Ray-Jones’s five-year stay in the USA and his studies at Yale University of Art were of great importance to his artistic development. During his year-long stay in New York he frequented the laboratory of Alxey Brodovitch, and had the chance to meet and draw inspiration from the ‘street photographers’ – Joel Meyerowitz and Garry Winogrand. In their company, his Leika in hand, he learned to melt into the multiethnic New York crowd, making testimony to the very act of observation from the scenes he photographed.
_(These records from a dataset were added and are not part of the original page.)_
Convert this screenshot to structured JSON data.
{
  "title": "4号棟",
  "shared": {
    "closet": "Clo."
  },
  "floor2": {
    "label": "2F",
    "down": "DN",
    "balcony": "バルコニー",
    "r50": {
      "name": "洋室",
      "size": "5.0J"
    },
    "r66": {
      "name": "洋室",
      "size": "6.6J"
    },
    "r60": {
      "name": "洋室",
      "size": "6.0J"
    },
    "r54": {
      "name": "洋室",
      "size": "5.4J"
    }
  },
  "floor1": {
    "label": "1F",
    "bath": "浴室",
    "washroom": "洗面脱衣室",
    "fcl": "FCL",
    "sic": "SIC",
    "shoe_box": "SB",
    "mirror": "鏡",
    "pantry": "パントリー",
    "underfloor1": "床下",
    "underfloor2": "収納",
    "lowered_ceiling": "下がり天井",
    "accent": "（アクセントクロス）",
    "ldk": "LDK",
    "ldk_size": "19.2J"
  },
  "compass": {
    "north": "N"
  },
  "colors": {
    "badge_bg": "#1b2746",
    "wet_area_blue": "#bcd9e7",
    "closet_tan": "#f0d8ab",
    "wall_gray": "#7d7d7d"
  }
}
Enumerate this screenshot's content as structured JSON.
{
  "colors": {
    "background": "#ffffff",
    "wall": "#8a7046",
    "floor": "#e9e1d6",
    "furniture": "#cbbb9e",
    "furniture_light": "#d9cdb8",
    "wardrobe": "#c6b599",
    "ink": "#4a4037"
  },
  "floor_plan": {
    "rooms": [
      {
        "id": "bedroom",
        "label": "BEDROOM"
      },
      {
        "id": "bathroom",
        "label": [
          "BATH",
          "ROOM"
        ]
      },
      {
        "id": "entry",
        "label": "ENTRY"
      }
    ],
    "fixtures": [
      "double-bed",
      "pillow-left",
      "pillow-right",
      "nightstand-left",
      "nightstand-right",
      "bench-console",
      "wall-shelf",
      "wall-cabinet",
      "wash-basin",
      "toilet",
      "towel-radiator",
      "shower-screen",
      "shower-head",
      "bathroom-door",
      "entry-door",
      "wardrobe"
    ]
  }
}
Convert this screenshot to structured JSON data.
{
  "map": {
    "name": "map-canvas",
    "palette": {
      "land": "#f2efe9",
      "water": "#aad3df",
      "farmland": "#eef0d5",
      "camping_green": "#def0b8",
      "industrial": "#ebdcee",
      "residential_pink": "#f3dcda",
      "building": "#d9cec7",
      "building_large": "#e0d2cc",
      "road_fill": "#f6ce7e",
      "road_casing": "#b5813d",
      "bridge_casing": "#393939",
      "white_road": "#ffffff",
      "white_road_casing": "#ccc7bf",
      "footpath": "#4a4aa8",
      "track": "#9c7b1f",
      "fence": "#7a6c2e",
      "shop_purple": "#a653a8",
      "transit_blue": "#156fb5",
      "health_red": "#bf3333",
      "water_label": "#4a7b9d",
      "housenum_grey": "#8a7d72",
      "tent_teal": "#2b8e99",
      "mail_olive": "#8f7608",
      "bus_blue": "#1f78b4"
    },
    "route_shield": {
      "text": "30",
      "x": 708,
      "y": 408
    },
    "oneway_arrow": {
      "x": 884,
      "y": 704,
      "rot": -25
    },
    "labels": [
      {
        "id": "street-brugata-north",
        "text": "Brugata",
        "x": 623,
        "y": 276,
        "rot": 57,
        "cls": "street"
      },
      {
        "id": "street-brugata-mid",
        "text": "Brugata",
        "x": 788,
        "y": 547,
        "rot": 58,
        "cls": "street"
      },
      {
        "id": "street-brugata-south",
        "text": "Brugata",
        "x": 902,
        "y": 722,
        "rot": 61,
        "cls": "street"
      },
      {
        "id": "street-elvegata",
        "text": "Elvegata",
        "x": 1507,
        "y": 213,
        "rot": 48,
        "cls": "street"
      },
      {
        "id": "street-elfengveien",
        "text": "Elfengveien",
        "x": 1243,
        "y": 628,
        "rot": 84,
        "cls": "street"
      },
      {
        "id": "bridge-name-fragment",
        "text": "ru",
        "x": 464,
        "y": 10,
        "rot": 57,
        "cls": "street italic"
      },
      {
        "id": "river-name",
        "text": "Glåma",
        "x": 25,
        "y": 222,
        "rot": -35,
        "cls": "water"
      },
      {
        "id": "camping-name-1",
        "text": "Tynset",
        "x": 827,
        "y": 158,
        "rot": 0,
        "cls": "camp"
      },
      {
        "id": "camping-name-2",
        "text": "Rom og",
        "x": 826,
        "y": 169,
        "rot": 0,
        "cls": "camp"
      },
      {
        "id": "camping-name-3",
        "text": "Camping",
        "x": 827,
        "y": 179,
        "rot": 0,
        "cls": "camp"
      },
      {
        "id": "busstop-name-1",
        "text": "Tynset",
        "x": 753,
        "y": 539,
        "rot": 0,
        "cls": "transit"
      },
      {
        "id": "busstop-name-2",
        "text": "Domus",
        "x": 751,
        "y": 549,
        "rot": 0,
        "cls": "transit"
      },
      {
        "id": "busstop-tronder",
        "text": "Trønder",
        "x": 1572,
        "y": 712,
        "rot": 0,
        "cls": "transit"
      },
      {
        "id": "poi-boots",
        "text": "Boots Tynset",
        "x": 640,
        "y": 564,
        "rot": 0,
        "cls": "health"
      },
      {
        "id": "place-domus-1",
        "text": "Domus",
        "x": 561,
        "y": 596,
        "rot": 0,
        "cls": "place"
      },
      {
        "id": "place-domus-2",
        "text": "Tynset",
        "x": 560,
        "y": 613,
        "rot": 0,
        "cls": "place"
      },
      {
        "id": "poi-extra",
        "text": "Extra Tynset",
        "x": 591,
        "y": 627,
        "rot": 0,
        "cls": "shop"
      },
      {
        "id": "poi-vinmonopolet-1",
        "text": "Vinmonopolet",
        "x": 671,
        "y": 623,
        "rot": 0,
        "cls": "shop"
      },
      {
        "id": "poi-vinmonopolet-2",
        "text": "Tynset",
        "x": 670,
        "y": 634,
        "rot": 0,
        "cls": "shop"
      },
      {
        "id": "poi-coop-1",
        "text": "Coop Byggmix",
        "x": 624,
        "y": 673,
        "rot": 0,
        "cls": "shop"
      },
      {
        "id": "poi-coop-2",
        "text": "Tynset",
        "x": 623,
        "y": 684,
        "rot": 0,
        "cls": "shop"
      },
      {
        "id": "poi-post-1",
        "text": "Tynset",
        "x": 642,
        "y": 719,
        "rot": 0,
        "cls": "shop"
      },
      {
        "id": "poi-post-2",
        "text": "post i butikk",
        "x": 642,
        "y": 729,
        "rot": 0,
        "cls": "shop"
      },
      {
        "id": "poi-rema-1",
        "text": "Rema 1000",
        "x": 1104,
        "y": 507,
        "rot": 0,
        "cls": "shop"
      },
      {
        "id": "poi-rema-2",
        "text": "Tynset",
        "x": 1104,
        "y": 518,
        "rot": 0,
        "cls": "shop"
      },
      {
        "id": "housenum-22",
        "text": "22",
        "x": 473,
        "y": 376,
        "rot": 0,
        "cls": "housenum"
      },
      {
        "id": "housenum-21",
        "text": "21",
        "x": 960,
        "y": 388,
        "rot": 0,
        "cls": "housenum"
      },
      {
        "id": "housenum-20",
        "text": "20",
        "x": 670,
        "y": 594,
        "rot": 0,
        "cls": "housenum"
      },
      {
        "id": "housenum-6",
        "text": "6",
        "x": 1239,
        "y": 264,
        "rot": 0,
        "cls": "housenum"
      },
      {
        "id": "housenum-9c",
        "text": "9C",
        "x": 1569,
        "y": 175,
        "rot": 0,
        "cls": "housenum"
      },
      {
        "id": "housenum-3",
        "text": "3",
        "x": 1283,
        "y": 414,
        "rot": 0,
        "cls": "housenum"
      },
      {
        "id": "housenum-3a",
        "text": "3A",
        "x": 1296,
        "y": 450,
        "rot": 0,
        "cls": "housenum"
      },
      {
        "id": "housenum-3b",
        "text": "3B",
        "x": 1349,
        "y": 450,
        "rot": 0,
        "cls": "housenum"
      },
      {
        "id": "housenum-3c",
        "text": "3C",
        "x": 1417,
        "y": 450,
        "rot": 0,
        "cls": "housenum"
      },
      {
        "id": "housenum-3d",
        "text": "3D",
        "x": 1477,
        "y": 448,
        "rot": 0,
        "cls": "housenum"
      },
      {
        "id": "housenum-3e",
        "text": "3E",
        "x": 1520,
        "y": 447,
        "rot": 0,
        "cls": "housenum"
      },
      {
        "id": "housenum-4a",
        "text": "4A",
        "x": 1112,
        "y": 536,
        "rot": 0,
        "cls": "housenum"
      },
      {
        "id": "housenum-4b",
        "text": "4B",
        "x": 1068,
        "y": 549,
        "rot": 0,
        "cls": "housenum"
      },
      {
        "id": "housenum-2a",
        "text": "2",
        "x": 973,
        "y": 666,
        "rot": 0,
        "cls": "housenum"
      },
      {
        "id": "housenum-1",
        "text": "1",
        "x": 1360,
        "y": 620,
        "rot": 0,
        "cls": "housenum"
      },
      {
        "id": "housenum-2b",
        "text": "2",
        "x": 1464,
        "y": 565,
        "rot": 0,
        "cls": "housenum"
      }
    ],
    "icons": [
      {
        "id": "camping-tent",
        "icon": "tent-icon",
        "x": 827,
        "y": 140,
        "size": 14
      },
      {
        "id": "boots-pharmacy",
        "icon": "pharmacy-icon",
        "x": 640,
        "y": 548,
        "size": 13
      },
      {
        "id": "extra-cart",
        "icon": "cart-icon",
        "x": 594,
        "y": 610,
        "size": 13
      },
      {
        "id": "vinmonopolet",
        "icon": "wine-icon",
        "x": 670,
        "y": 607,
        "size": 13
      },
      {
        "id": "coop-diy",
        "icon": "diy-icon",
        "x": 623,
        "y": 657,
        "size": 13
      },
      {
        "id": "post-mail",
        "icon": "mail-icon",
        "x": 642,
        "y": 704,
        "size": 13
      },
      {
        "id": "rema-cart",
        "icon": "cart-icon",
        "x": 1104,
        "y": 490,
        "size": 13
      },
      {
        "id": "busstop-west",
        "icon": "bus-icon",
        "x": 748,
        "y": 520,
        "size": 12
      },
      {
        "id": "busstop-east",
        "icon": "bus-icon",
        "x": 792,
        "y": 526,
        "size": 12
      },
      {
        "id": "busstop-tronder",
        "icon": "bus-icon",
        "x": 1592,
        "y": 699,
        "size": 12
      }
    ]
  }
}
He took this way of understanding documentary photography back with him to the British Isles.
Commercial photography held sway in Great Britain in the 1960s, and the documentary, anthropological view that attempted to grasp what was specifically British – Tony Ray-Jones’s approach – was isolated and exotic. In 1968 his attempts to publish the England by the Sea album, which served as a basis for the later A Day Off, came to nothing – the publishers claimed that the album would raise no interest.
Even at the present moment it is not easy to call Ray-Jones a popular photographer. It was only in 2004 that his work received a full retrospective exhibition at the National Museum of Photography, Film and Television in Bradford. The Starmach Gallery exhibition will give Polish audiences the chance to get a close look at the work of this artist who was so vital for the development of documentary photography.

 

 

 

 

Tony Ray-Jones

Curator: David Alan Mellor

Coordinator: Joanna Piotrowska

Grand opening: 7.05.2010, 6:00 p.m.

Starmach Gallery, 5 Węgierska st.
Exhibition dates: 7.05–4.06.2010; MON-SAT: 11:00 a.m.–6:00 p.m.